Palácio Piratini não se mexeu
É de chamar a atenção também o pouco caso do governo Eduardo Leite (PSDB) em defensor a permanência da estatal, um trunfo na mão do estado que enfrenta um lento e doloroso processo de decadência econômica. Dossa garantia que não houve nenhum gesto partido do Palácio Piratini para impedir a liquidação, apesar do centro nada custar aos cofres do Rio Grande do Sul e ter incentivado a indústria local.

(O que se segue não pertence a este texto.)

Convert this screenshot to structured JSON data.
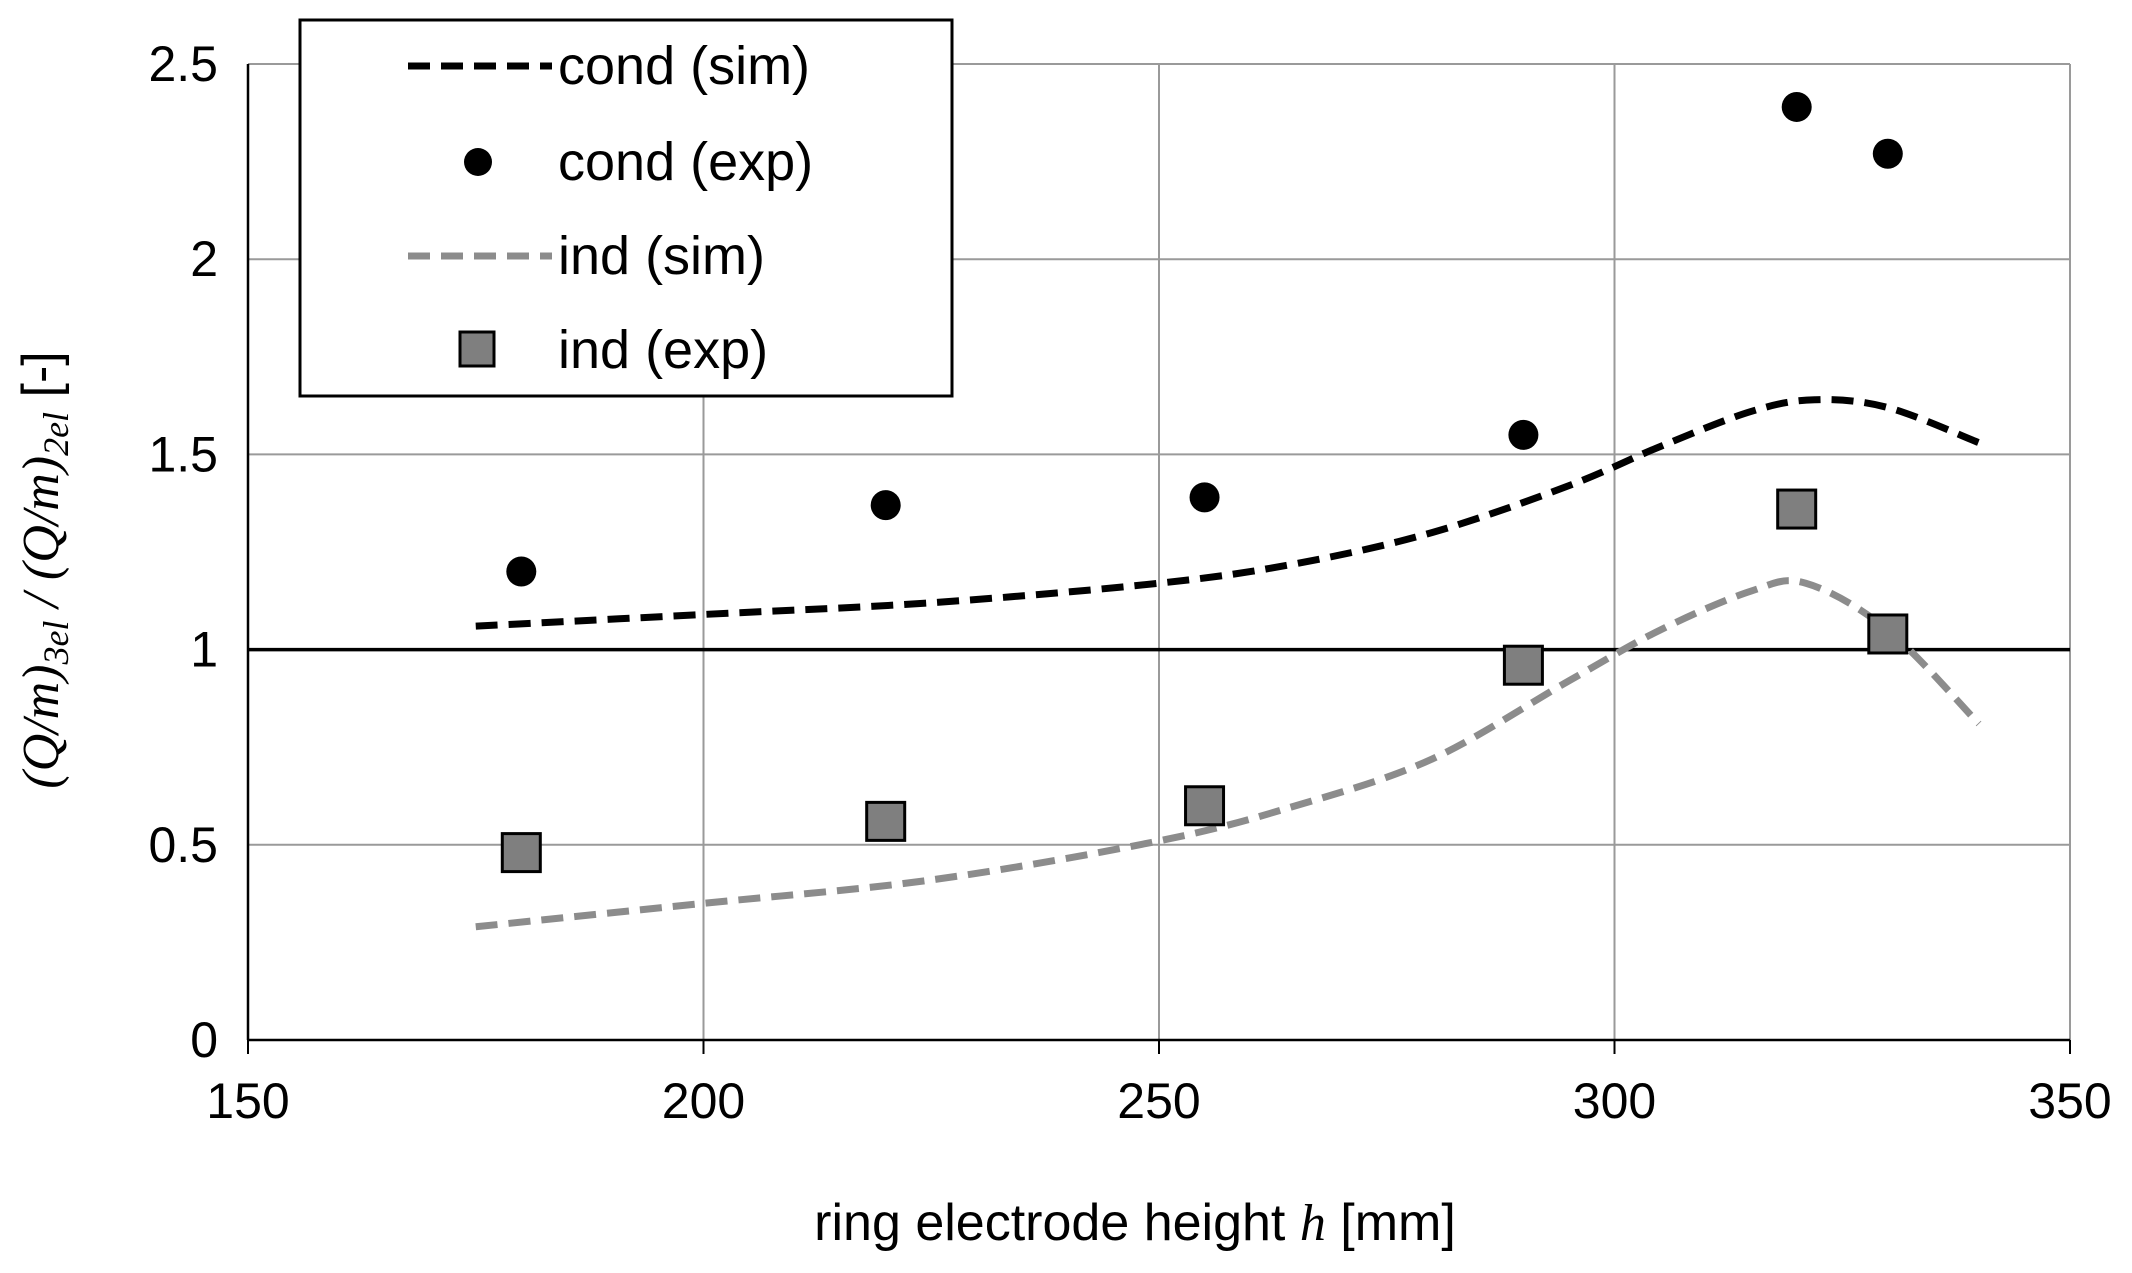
{
  "chart_data": {
    "type": "line",
    "title": "",
    "xlabel": "ring electrode height h [mm]",
    "xlabel_parts": {
      "prefix": "ring electrode height ",
      "var": "h",
      "suffix": " [mm]"
    },
    "ylabel": "(Q/m)3el / (Q/m)2el [-]",
    "ylabel_parts": {
      "q1": "(Q/m)",
      "sub1": "3el",
      "sep": " / ",
      "q2": "(Q/m)",
      "sub2": "2el",
      "unit": " [-]"
    },
    "xlim": [
      150,
      350
    ],
    "ylim": [
      0,
      2.5
    ],
    "xticks": [
      150,
      200,
      250,
      300,
      350
    ],
    "xtick_labels": [
      "150",
      "200",
      "250",
      "300",
      "350"
    ],
    "yticks": [
      0,
      0.5,
      1,
      1.5,
      2,
      2.5
    ],
    "ytick_labels": [
      "0",
      "0.5",
      "1",
      "1.5",
      "2",
      "2.5"
    ],
    "grid": true,
    "reference_line": 1,
    "legend_position": "top-left",
    "series": [
      {
        "name": "cond (sim)",
        "kind": "line",
        "style": "dashed",
        "color": "#000000",
        "x": [
          175,
          200,
          225,
          250,
          265,
          280,
          295,
          305,
          315,
          322,
          330,
          340
        ],
        "y": [
          1.06,
          1.09,
          1.12,
          1.17,
          1.22,
          1.3,
          1.42,
          1.52,
          1.61,
          1.64,
          1.62,
          1.53
        ]
      },
      {
        "name": "cond (exp)",
        "kind": "scatter",
        "marker": "circle",
        "color": "#000000",
        "x": [
          180,
          220,
          255,
          290,
          320,
          330
        ],
        "y": [
          1.2,
          1.37,
          1.39,
          1.55,
          2.39,
          2.27
        ]
      },
      {
        "name": "ind (sim)",
        "kind": "line",
        "style": "dashed",
        "color": "#8c8c8c",
        "x": [
          175,
          200,
          225,
          250,
          265,
          280,
          295,
          305,
          315,
          321,
          330,
          340
        ],
        "y": [
          0.29,
          0.35,
          0.41,
          0.51,
          0.6,
          0.72,
          0.92,
          1.05,
          1.15,
          1.17,
          1.05,
          0.81
        ]
      },
      {
        "name": "ind (exp)",
        "kind": "scatter",
        "marker": "square",
        "color": "#7f7f7f",
        "x": [
          180,
          220,
          255,
          290,
          320,
          330
        ],
        "y": [
          0.48,
          0.56,
          0.6,
          0.96,
          1.36,
          1.04
        ]
      }
    ]
  }
}
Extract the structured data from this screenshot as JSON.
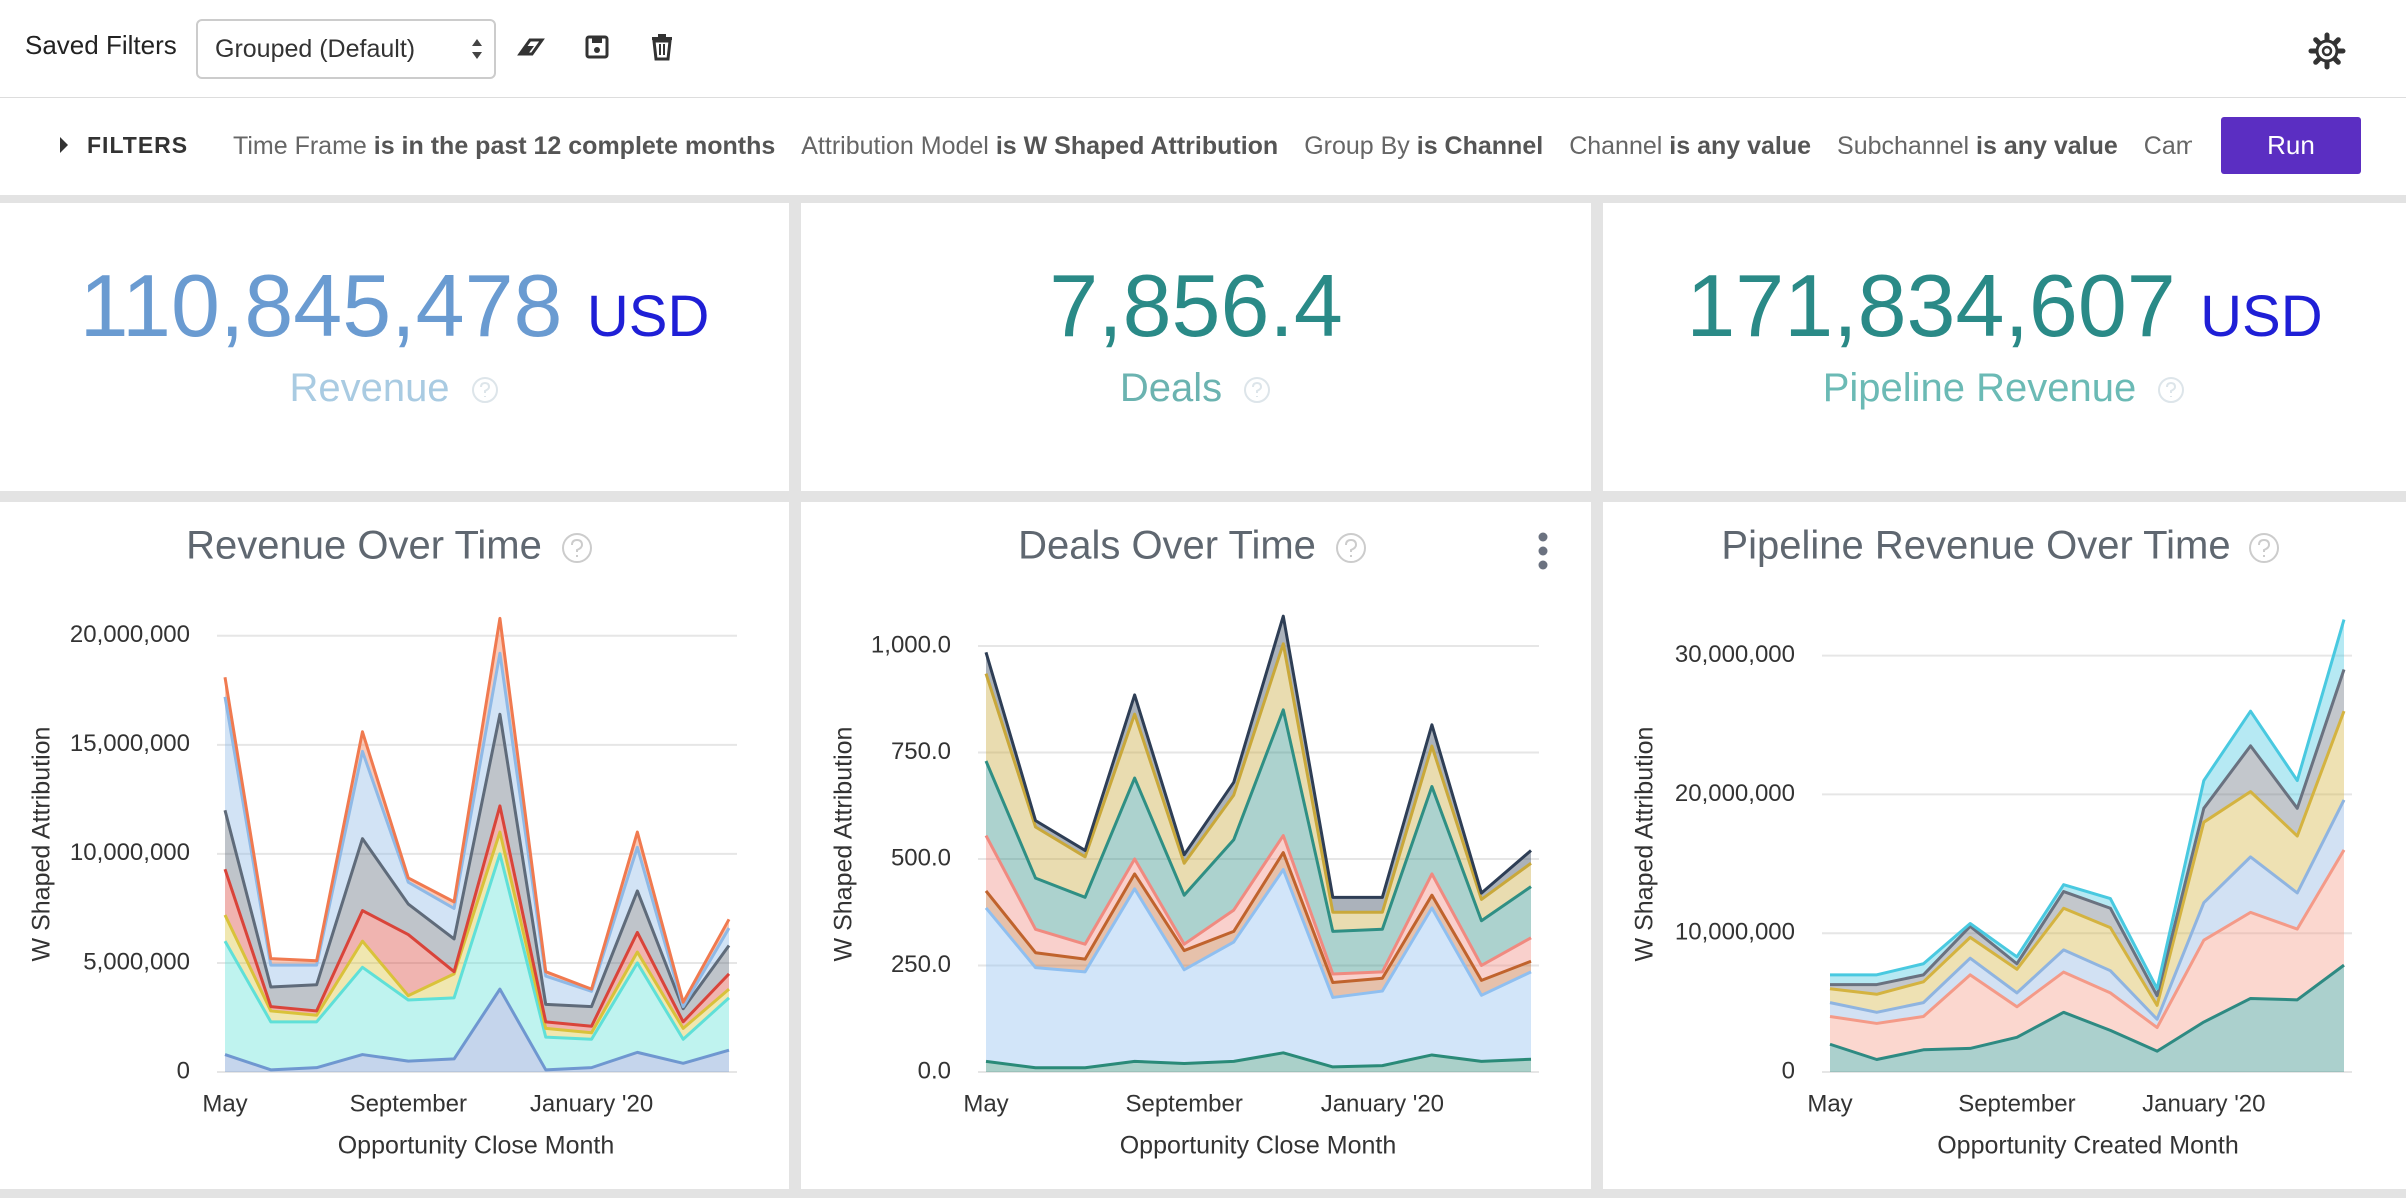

Mais interessante ainda é que o próprio governo valeu-se de imagens do CEITEC em vídeos promocionais do Estado. Com a extinção da empresa, o Rio Grande do Sul “perde um diferencial importante, não só em nível nacional como internacional, de ser um polo de alta tecnologia nascente”. Nota que, para um Estado que luta para manter sua importância, “a inação é incompreensível”.
Bolsonaro derruba a ciência do Brasil
Aliás, a ciência brasileira sofreu um baque geral sob Bolsonaro. Sua faca cortou fundo no MCTI. O corte foi de 29% do orçamento para este ano. É o maior entre todas as massas, superando até mesmo a redução de , 1% da verba para a defesa do meio -ambiente. Em contrapartida, o Ministério da Mulher, Família e Direitos Humanos, tocado pela ministra Damares Alves, registrou um crescimento de seus recursos de 44, 4 %.
O Brasil de Fato entrou em contato com a direção do CEITEC solicitando a versão do liquidante sobre a situação. Até o momento da publicação desta matéria não havia nenhuma resposta.